Desde seu diagnóstico, a administradora começou a fazer um tratamento com reposição de dopamina para controlar os sintomas. A dose e a forma de uso destes remédios é regulada pois eles perdem eficácia progressivamente e nem sempre são eficazes para os pacientes.

No caso de Alessandra, a doença seguiu progredindo e exigiu doses cada vez mais frequentes de remédios, que passaram a ser dadas de quatro em quatro horas. Com o decorrer do tempo, apareceu um quadro de flutuação motora, uma oscilação dos movimentos, que não é controlada por medicamentos.

Em 2023, os sintomas haviam se intensificado tanto que ela já não conseguia mais caminhar. Ela passou a tomar 10 comprimidos diferentes por dia.

Quando se chega a esta falha do tratamento de primeira linha, o paciente é indicado para processos cirúrgicos que ajudam a controlar o Parkinson. Um deles é o de estimulação cerebral profunda (DBS, em inglês), que insere eletrodos no núcleo do cérebro para liberar estímulos elétricos que modular o funcionamento dos neurônios.

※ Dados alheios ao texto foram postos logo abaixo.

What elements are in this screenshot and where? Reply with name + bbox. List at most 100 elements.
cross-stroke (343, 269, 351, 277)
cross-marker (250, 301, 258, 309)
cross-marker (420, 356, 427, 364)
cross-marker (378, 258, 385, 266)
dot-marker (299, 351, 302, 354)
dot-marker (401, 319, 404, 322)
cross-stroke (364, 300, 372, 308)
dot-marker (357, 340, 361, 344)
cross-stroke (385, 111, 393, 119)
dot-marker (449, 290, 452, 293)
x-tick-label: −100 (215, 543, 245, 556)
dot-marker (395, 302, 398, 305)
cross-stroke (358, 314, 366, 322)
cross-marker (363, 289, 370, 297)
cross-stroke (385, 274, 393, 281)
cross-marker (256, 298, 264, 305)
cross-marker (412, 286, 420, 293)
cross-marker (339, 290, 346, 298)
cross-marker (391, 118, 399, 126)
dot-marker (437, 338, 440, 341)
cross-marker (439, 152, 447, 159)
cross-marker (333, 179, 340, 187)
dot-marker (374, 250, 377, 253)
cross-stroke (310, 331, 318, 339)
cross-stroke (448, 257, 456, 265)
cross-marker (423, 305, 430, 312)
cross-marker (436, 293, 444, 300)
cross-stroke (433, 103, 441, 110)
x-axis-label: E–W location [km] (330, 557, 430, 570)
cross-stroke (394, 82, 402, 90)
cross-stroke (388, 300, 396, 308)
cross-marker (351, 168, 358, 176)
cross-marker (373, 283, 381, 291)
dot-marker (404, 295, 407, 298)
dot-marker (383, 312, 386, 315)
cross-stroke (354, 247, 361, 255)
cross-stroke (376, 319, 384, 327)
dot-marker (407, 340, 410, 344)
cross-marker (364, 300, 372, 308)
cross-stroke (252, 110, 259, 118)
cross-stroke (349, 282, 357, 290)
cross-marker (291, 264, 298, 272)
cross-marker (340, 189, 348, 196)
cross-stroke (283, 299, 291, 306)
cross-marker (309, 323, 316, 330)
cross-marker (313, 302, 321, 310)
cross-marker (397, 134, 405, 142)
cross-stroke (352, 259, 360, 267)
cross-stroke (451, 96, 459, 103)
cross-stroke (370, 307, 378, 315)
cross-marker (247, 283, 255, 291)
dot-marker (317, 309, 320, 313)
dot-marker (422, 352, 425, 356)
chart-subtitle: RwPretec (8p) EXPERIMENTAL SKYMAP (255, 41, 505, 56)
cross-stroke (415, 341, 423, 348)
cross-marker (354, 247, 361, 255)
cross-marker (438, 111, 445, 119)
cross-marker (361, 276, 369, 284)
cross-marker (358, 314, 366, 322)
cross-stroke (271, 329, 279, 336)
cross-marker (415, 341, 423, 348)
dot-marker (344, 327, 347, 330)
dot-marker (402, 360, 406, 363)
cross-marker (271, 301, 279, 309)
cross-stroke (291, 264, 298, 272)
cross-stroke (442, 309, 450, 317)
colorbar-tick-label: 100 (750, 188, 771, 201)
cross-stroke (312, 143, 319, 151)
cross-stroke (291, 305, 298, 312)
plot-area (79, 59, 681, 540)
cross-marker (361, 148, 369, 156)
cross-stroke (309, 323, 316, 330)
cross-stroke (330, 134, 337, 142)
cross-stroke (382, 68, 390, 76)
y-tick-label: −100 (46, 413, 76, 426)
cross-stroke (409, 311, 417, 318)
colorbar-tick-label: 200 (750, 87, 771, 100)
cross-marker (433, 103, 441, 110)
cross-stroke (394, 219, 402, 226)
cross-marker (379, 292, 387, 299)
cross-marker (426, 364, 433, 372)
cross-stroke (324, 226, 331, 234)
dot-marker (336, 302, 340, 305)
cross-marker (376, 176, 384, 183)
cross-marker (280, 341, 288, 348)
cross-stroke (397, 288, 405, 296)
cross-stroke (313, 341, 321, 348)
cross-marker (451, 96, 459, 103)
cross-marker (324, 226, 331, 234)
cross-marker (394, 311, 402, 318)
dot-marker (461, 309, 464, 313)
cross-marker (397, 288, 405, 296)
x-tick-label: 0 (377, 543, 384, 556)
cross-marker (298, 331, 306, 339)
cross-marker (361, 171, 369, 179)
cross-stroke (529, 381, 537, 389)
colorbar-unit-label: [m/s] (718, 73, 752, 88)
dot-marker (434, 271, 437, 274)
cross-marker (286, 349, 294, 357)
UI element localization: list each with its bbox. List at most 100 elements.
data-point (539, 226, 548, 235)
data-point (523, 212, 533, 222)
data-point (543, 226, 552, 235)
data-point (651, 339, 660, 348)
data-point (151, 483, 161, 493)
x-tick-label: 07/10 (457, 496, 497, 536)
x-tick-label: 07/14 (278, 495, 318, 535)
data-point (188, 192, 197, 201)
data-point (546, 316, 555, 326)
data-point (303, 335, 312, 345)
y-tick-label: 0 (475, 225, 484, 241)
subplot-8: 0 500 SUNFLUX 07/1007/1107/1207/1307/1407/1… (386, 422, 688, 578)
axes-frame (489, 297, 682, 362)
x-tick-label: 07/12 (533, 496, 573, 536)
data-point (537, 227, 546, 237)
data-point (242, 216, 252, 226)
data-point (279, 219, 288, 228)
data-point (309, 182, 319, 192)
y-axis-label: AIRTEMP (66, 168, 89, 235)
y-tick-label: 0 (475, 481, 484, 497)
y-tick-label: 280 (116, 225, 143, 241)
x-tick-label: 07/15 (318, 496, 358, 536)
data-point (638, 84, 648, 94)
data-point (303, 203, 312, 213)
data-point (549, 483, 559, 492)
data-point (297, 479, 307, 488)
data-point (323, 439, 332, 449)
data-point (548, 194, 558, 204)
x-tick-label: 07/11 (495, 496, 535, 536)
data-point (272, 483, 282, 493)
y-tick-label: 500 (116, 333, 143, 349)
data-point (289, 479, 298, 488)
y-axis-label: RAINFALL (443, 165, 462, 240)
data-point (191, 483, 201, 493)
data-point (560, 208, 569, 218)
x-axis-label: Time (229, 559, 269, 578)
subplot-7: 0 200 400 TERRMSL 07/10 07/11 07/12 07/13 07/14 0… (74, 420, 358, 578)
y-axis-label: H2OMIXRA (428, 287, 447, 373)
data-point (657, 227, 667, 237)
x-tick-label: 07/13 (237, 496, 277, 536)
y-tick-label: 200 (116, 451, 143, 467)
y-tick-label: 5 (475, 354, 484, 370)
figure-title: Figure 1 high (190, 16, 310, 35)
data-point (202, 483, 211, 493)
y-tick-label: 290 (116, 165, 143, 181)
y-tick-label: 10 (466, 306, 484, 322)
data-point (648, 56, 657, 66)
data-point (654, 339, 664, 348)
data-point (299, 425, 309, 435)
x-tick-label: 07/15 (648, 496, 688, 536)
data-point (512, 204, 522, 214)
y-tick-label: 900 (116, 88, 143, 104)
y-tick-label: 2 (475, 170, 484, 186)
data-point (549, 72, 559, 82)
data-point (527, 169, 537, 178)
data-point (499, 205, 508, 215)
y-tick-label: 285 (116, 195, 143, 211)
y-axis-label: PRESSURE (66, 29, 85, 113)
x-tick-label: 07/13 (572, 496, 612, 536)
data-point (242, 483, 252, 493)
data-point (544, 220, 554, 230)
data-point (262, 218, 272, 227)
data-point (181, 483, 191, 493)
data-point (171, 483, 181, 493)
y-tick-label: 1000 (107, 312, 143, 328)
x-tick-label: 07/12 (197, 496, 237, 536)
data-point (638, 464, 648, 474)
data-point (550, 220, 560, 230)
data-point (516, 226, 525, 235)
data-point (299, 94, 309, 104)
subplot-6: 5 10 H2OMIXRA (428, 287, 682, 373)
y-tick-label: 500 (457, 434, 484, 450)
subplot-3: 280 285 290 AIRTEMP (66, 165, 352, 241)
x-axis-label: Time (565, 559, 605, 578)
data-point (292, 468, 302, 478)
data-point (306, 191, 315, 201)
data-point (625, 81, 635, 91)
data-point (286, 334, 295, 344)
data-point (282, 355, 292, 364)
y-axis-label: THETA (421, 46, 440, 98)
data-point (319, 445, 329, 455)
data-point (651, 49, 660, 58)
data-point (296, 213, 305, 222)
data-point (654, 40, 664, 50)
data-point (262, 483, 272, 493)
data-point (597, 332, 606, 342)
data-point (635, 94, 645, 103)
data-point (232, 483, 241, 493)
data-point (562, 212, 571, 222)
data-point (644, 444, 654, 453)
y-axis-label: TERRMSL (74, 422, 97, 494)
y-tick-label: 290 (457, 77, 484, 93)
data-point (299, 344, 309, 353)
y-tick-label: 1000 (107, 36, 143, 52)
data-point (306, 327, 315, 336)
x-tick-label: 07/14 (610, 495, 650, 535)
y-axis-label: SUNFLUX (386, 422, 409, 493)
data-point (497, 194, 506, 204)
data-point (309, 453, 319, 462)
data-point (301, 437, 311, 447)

Este dispositivo funciona como uma espécie de marca-passo cerebral, levando a um alívio dos sintomas. A cirurgia não é uma cura da condição, mas ajuda significativamente no controle dos sintomas. Por seus riscos de eventuais infecções e alterações inesperadas, especialmente na fala, o procedimento só é indicado depois de outras terapias terem falhado. A solução também não funciona para todos os tipos de Parkinson.

A cirurgia é feita em parte com a paciente acordada e em parte com sedação. Além dos eletrodos implantados, uma espécie de bateria é acoplada na região próxima à clavícula e ela regula, a partir de uma programação ajustada pelo médico, a quantidade de estímulos elétricos.

A vida pós-cirurgia

O procedimento em Alessandra foi um sucesso. Ela tinha o sonho de ir ao banheiro e voltar para a cama sem a ajuda de ninguém, e conseguiu realizá-lo já na primeira noite pós-cirurgia. “Logo após o implante senti como se as dores fossem tiradas de mim”, afirma.

Ela voltou a lavar louça – “Lavo hoje com tanto prazer, nem parece que um dia reclamei de fazer isso” – e reduziu a quantidade de medicação usada no mês em 72% graças à cirurgia.

O procedimento permitiu até que ela voltasse a correr. “Voltar a fazer exercícios me devolveu a autoestima. Sinto hoje que tenho minha vida de volta. Poder correr ao ar livre, sentir meus movimentos, isso me deu uma dignidade tremenda”, diz.

“Não é fácil, mas a doença sempre nos ensina. Hoje em dia há muito mais possibilidade de tratamento do que quando descobri a doença. Dá para ser feliz mesmo com Parkinson”, conclui.